Plaque does not act on its own. Platelets, white cells sub-type, specific lipoproteins are associated with the formation of the thrombin-platelet clot and “angry blood.” Extensive research over more than a century yielded a number of prognostic variables, showing for example that plasma levels of high-density lipoprotein cholesterol (HDL-C) are inversely associated with cardiovascular disease. Such findings however have not translated into effective treatments. Increasing HDL-C levels, for example, would be a promising therapeutic strategy. However, recent extensive, closely-watched clinical trials, of three orally-active agents which raise HDL-C levels, all failed. This highlights how little we understand the biology of HDL particles.
The Dangoor Center researchers heading this project hypothesize that the missing link in our understanding of the biological process is a particular group of nucleic acids, mainly micro-RNAs. Some of these nucleic acids would be critical agents in the escalating inflammation that promotes clogging of blood vessels, while others would attenuate inflammatory processes and would therefore be protective of consequent diseases. To explore this hypothesis, they are characterizing the nucleic acids, mainly micro-RNAs, found in the blood, cells, and plaques of participating patients, and seeking statistical relationships between the presence of each micro-RNA and variables which have been shown to predict cardiovascular disease.
Because some of the patients participating in this personalized treatment and research program come from unique and poorly investigated demographic populations, such as the Druze, the Dangoor Center researchers are also investigating the causes of the high rates of cardiovascular disease found in these groups.

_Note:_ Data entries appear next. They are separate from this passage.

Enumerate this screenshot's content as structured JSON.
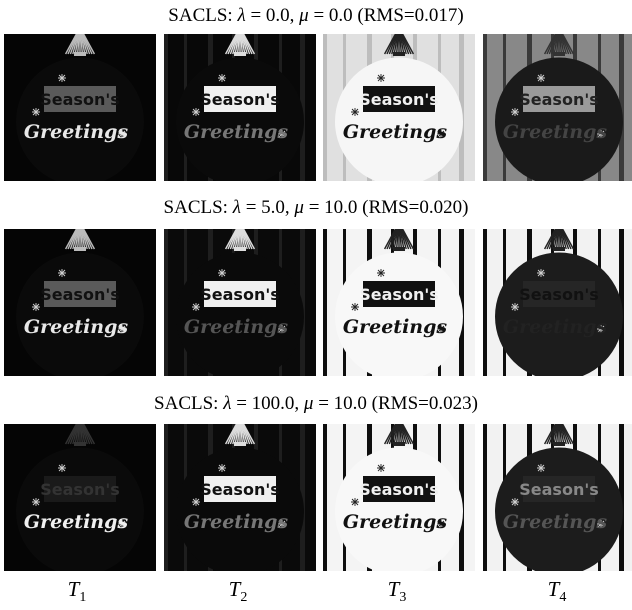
{
  "rows": [
    {
      "title_prefix": "SACLS: ",
      "lambda": "λ",
      "eq1": " = 0.0, ",
      "mu": "μ",
      "eq2": " = 0.0 (RMS=0.017)"
    },
    {
      "title_prefix": "SACLS: ",
      "lambda": "λ",
      "eq1": " = 5.0, ",
      "mu": "μ",
      "eq2": " = 10.0 (RMS=0.020)"
    },
    {
      "title_prefix": "SACLS: ",
      "lambda": "λ",
      "eq1": " = 100.0, ",
      "mu": "μ",
      "eq2": " = 10.0 (RMS=0.023)"
    }
  ],
  "columns": [
    {
      "base": "T",
      "sub": "1"
    },
    {
      "base": "T",
      "sub": "2"
    },
    {
      "base": "T",
      "sub": "3"
    },
    {
      "base": "T",
      "sub": "4"
    }
  ],
  "card": {
    "line1": "Season's",
    "line2": "Greetings"
  },
  "panels": [
    [
      {
        "bg": "#050505",
        "circle": "#0a0a0a",
        "box": "#5a5a5a",
        "boxText": "#111",
        "greet": "#e8e8e8",
        "stripes": "none",
        "tassel": "#bbbbbb"
      },
      {
        "bg": "#080808",
        "circle": "#0a0a0a",
        "box": "#f0f0f0",
        "boxText": "#111",
        "greet": "#777",
        "stripes": "faint",
        "tassel": "#dddddd"
      },
      {
        "bg": "#e0e0e0",
        "circle": "#f6f6f6",
        "box": "#111",
        "boxText": "#f0f0f0",
        "greet": "#111",
        "stripes": "light",
        "tassel": "#222"
      },
      {
        "bg": "#888",
        "circle": "#1a1a1a",
        "box": "#9a9a9a",
        "boxText": "#222",
        "greet": "#444",
        "stripes": "mid",
        "tassel": "#333"
      }
    ],
    [
      {
        "bg": "#050505",
        "circle": "#0a0a0a",
        "box": "#5a5a5a",
        "boxText": "#111",
        "greet": "#e8e8e8",
        "stripes": "none",
        "tassel": "#bbbbbb"
      },
      {
        "bg": "#0a0a0a",
        "circle": "#0a0a0a",
        "box": "#f0f0f0",
        "boxText": "#111",
        "greet": "#555",
        "stripes": "faint",
        "tassel": "#dddddd"
      },
      {
        "bg": "#f4f4f4",
        "circle": "#f8f8f8",
        "box": "#111",
        "boxText": "#f0f0f0",
        "greet": "#111",
        "stripes": "bold",
        "tassel": "#222"
      },
      {
        "bg": "#f2f2f2",
        "circle": "#1c1c1c",
        "box": "#262626",
        "boxText": "#111",
        "greet": "#222",
        "stripes": "bold",
        "tassel": "#222"
      }
    ],
    [
      {
        "bg": "#050505",
        "circle": "#0a0a0a",
        "box": "#1a1a1a",
        "boxText": "#333",
        "greet": "#f0f0f0",
        "stripes": "none",
        "tassel": "#333"
      },
      {
        "bg": "#0a0a0a",
        "circle": "#0a0a0a",
        "box": "#f0f0f0",
        "boxText": "#111",
        "greet": "#777",
        "stripes": "faint",
        "tassel": "#dddddd"
      },
      {
        "bg": "#f4f4f4",
        "circle": "#f8f8f8",
        "box": "#111",
        "boxText": "#f0f0f0",
        "greet": "#111",
        "stripes": "bold",
        "tassel": "#222"
      },
      {
        "bg": "#f2f2f2",
        "circle": "#1c1c1c",
        "box": "#262626",
        "boxText": "#888",
        "greet": "#555",
        "stripes": "bold",
        "tassel": "#222"
      }
    ]
  ]
}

Prof. Ofer Amir heads the cardiovascular services at Poria hospital and works with participating patients, while Prof. Haviv and Dr. Karpuj of the School’s Genome Technology center conduct laboratory analysis on our Safed campus. To date, they have analyzed samples from seventy-two patients. Already they have identified novel small RNA species and shown that their presence matches up with the best known diagnostic parameters. They are now working on fractionating the blood of the patients into exosomes and lipid factions and further dividing between LDL and HDL-C in order to further investigate where in the blood this micro-RNA is present.
One major component of this research takes place behind the scenes, where it only just touches the interactions of patients with Dr. Ofer Amir and the wet labs of Prof. Haviv and Dr. Marcela V. Karpuj. It is the development of a database integrating laboratory results and patient outcomes. This database allows the researches to employ “big data” techniques and to share their results in highly useful ways with other researcher-clinician teams around the world.